New York Amends RAISE Act, Aligns with California
by
April 7, 2026
Last December, New York passed the Responsible AI Safety and Education (RAISE) Act. The law is designed to regulate “frontier AI” models and mitigate any “catastrophic risks” posed by their development and operation. California’s Transparency in Frontier Artificial Intelligence Act (TFAIA) serves a similar purpose. Recent amendments to the RAISE Act bring many of the law’s substantive and scoping provisions into alignment with TFAIA, creating a more cohesive regulatory landscape for frontier developers. A recent Cooley memo summarizes the high-level changes to the RAISE Act:
“The amended RAISE Act replaces the original law’s requirement to publish and maintain a ‘safety and security protocol,’ with a new obligation to publish a ‘frontier AI framework’ – the same term used in the TFAIA. Under the original RAISE Act, the safety and security protocol had to specify protections to reduce the risk of ‘critical harm,’ describe cybersecurity measures, detail testing procedures, and designate senior compliance personnel. The amended law instead requires large frontier developers to publish a frontier AI framework describing how the developer handles ‘catastrophic risk’ thresholds, mitigations, third-party evaluations, cybersecurity practices, critical safety incidents, and internal governance. These framework requirements, including the defined term “catastrophic risk,” are copied from the TFAIA.”

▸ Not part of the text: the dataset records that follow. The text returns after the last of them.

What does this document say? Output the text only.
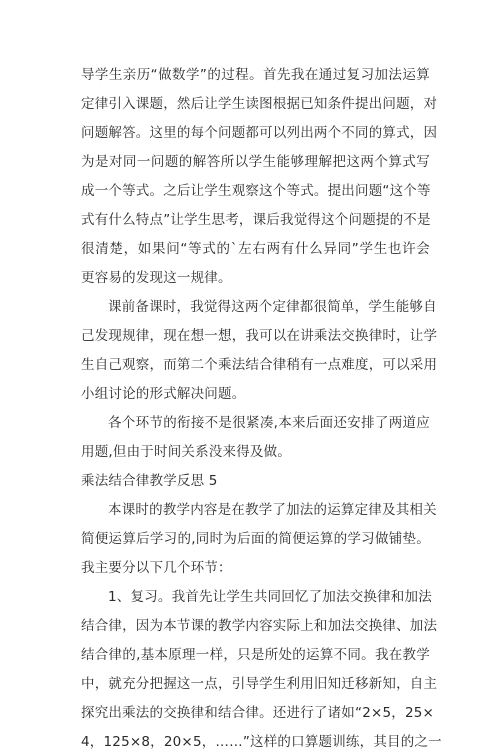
导学生亲历“做数学”的过程。首先我在通过复习加法运算
定律引入课题，然后让学生读图根据已知条件提出问题，对
问题解答。这里的每个问题都可以列出两个不同的算式，因
为是对同一问题的解答所以学生能够理解把这两个算式写
成一个等式。之后让学生观察这个等式。提出问题“这个等
式有什么特点”让学生思考，课后我觉得这个问题提的不是
很清楚，如果问“等式的`左右两有什么异同”学生也许会
更容易的发现这一规律。
课前备课时，我觉得这两个定律都很简单，学生能够自
己发现规律，现在想一想，我可以在讲乘法交换律时，让学
生自己观察，而第二个乘法结合律稍有一点难度，可以采用
小组讨论的形式解决问题。
各个环节的衔接不是很紧凑,本来后面还安排了两道应
用题,但由于时间关系没来得及做。
乘法结合律教学反思 5
本课时的教学内容是在教学了加法的运算定律及其相关
简便运算后学习的,同时为后面的简便运算的学习做铺垫。
我主要分以下几个环节：
1、复习。我首先让学生共同回忆了加法交换律和加法
结合律，因为本节课的教学内容实际上和加法交换律、加法
结合律的,基本原理一样，只是所处的运算不同。我在教学
中，就充分把握这一点，引导学生利用旧知迁移新知，自主
探究出乘法的交换律和结合律。还进行了诸如“2×5，25×
4，125×8，20×5，……”这样的口算题训练，其目的之一
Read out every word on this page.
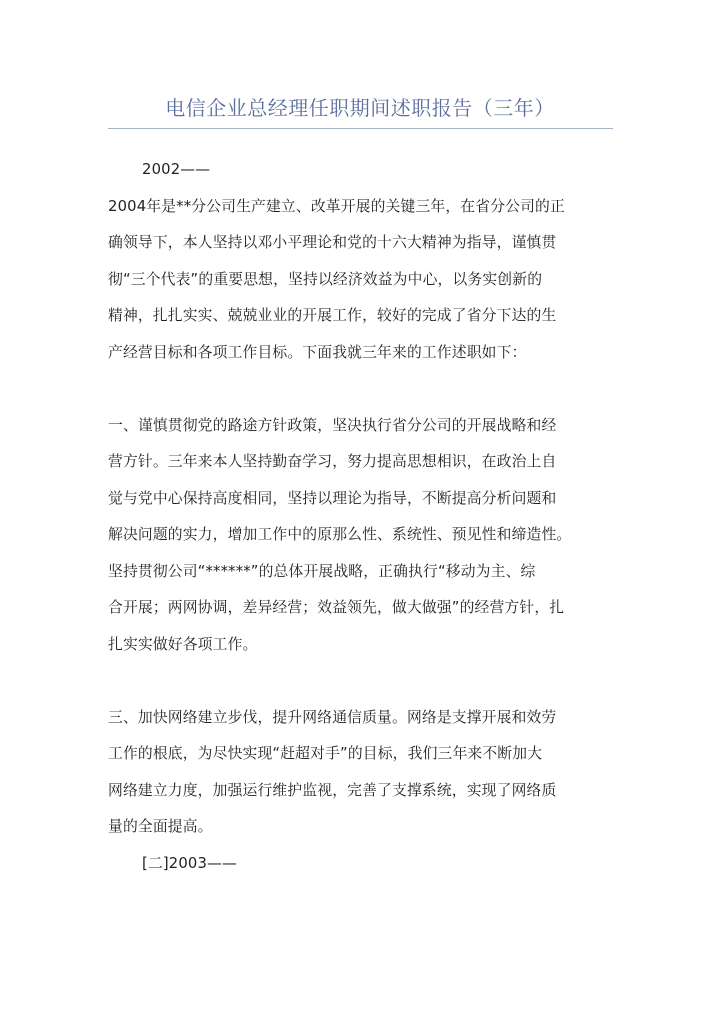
电信企业总经理任职期间述职报告（三年）
2002——
2004年是**分公司生产建立、改革开展的关键三年，在省分公司的正
确领导下，本人坚持以邓小平理论和党的十六大精神为指导，谨慎贯
彻“三个代表”的重要思想，坚持以经济效益为中心，以务实创新的
精神，扎扎实实、兢兢业业的开展工作，较好的完成了省分下达的生
产经营目标和各项工作目标。下面我就三年来的工作述职如下：
一、谨慎贯彻党的路途方针政策，坚决执行省分公司的开展战略和经
营方针。三年来本人坚持勤奋学习，努力提高思想相识，在政治上自
觉与党中心保持高度相同，坚持以理论为指导，不断提高分析问题和
解决问题的实力，增加工作中的原那么性、系统性、预见性和缔造性。
坚持贯彻公司“******”的总体开展战略，正确执行“移动为主、综
合开展；两网协调，差异经营；效益领先，做大做强”的经营方针，扎
扎实实做好各项工作。
三、加快网络建立步伐，提升网络通信质量。网络是支撑开展和效劳
工作的根底，为尽快实现“赶超对手”的目标，我们三年来不断加大
网络建立力度，加强运行维护监视，完善了支撑系统，实现了网络质
量的全面提高。
[二]2003——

The memo notes that the RAISE Act amendments also include a new transparency report requirement mirroring California law. While the amendments align the laws on several key points, there are still some substantive differences in the legislation. These include higher penalties under the New York law, along with fewer whistleblower protections, shorter incident reporting timelines, and unique disclosure requirements for “large frontier developers.” The RAISE Act is now set to take effect on January 1, 2027.